Lampreys have the potential to drain the life essence out of over 100 million pounds of Great Lakes fish if they keep breeding. They have no jaw, bones or actual teeth but can murder fish up to 100 times their size and could eventually end up killing the ecosystem from the top down. Never mind that has and still can wreak havoc on fisheries. Lampricide (it isn’t just mosquitoes and murder hornets that get doused with poison) isn’t working as well as it used to since these parasites just keep adapting. Biologist Nick Schloesser is coming up with something more effective. Environmental DNA (eDNA) monitoring could help keep what is the world’s largest collective body of water from being sucked dry by the lamprey.

lamprey

eDNA is DNA that organisms leave behind in their environments. Lamprey DNA, and the eDNA of any aquatic life-form, can easily get diluted and scattered throughout the water by currents and other disturbances in the water. That doesn't stop scientists from tracking this monster down. Scholoesser graduated from University of Wisconsin-LaCrosse, which has been collaborating the U.S. Geological Survey since the 1970s. He has been able to use his research and experience to help wildlife organizations use eDNA to screen for lampreys as efficiently as possible. Like many UWL graduates, he now works with the USGS to keep advancing lamprey control.

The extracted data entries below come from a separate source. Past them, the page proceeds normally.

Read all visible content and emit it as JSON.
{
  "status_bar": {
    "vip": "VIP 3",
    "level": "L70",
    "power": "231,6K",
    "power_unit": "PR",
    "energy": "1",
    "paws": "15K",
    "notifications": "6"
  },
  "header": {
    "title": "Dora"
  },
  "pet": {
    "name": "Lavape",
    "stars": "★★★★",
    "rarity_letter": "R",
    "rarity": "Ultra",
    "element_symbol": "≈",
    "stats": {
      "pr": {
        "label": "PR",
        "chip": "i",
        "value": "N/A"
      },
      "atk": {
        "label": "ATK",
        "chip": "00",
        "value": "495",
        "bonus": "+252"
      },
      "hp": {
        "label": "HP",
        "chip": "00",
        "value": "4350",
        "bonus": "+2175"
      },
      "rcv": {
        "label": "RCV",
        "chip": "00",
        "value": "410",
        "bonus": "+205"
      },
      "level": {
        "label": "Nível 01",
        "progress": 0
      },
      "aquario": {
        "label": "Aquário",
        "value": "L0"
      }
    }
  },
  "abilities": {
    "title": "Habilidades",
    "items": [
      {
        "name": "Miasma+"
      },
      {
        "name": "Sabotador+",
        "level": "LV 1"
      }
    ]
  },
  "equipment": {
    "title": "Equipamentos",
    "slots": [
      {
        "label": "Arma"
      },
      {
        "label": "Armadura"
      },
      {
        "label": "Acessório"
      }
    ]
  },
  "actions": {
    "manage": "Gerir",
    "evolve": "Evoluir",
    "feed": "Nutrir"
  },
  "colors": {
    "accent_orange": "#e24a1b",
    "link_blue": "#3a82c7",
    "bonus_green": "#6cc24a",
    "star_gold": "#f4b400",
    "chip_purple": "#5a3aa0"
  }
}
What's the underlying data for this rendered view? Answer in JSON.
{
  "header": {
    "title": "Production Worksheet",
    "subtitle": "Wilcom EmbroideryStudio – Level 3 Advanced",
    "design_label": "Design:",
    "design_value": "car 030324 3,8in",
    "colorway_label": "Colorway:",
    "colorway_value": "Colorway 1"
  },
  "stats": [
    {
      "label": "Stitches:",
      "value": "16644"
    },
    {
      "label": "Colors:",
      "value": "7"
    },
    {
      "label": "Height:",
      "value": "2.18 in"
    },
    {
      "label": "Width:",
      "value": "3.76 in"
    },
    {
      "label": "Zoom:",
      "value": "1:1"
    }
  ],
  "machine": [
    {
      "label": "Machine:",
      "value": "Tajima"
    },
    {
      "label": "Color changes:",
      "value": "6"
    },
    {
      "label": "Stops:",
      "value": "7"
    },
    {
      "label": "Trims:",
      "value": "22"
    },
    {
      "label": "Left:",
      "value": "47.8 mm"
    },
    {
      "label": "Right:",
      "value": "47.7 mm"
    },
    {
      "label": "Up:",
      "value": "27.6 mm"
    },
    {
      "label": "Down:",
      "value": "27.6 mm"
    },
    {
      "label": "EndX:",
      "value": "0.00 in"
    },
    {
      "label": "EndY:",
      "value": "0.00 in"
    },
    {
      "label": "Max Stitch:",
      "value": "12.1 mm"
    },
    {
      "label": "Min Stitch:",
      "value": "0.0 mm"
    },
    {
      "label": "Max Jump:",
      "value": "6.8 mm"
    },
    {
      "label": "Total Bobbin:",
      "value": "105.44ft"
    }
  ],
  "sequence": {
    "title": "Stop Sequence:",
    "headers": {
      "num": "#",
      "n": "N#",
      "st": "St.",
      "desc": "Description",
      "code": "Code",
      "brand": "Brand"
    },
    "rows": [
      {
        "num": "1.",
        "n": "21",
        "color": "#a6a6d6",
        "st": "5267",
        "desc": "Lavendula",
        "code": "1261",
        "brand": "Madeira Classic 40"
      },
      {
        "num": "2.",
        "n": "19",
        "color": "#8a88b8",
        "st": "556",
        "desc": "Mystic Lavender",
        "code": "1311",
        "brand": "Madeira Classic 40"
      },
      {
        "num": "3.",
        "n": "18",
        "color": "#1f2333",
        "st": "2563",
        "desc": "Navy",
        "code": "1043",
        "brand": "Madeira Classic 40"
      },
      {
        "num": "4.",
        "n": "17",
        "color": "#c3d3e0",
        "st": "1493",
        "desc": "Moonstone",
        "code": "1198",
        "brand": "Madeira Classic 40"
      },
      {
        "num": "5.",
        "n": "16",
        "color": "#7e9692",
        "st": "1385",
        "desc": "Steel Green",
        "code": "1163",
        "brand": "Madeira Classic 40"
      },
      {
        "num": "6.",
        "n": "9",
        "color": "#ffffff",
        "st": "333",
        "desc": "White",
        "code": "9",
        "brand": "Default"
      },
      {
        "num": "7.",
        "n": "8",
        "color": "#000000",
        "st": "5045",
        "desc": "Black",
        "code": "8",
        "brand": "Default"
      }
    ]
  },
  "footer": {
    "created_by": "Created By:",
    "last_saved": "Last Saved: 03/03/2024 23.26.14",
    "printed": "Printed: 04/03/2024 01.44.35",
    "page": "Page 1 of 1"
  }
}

The only way lampreys could previously be sought out and eradicated was through tedious and expensive physical monitoring. Knowing exactly where to carry out extermination methods such as lampricide and barrier dams can save enormous amounts of time and money. eDNA allows for a much faster and more expansive investigation at a fraction of the time and cost. Lampreys spawn in tributaries and give themselves away without realizing it because they are constantly sloughing cells of their bodies, leaving eDNA in their wake. Both U.S. and Canadian Fish and Wildlife Services are taking advantage of this by searching for this evidence to determine how high the lamprey population is. They are pretty harmless filter feeders as larvae, but lampreys can blow up to 40 to 50 times their size by the time they reach adulthood. Scary.

Future methods of lamprey suppression could go beyond tracking their DNA to actually hacking it. Scientists are looking into methods of biocontrol that involve genetically modifying the vampire’s prey while genetically sterilizing the predator itself. There are just too many gaps in knowledge to pull that off successfully right now.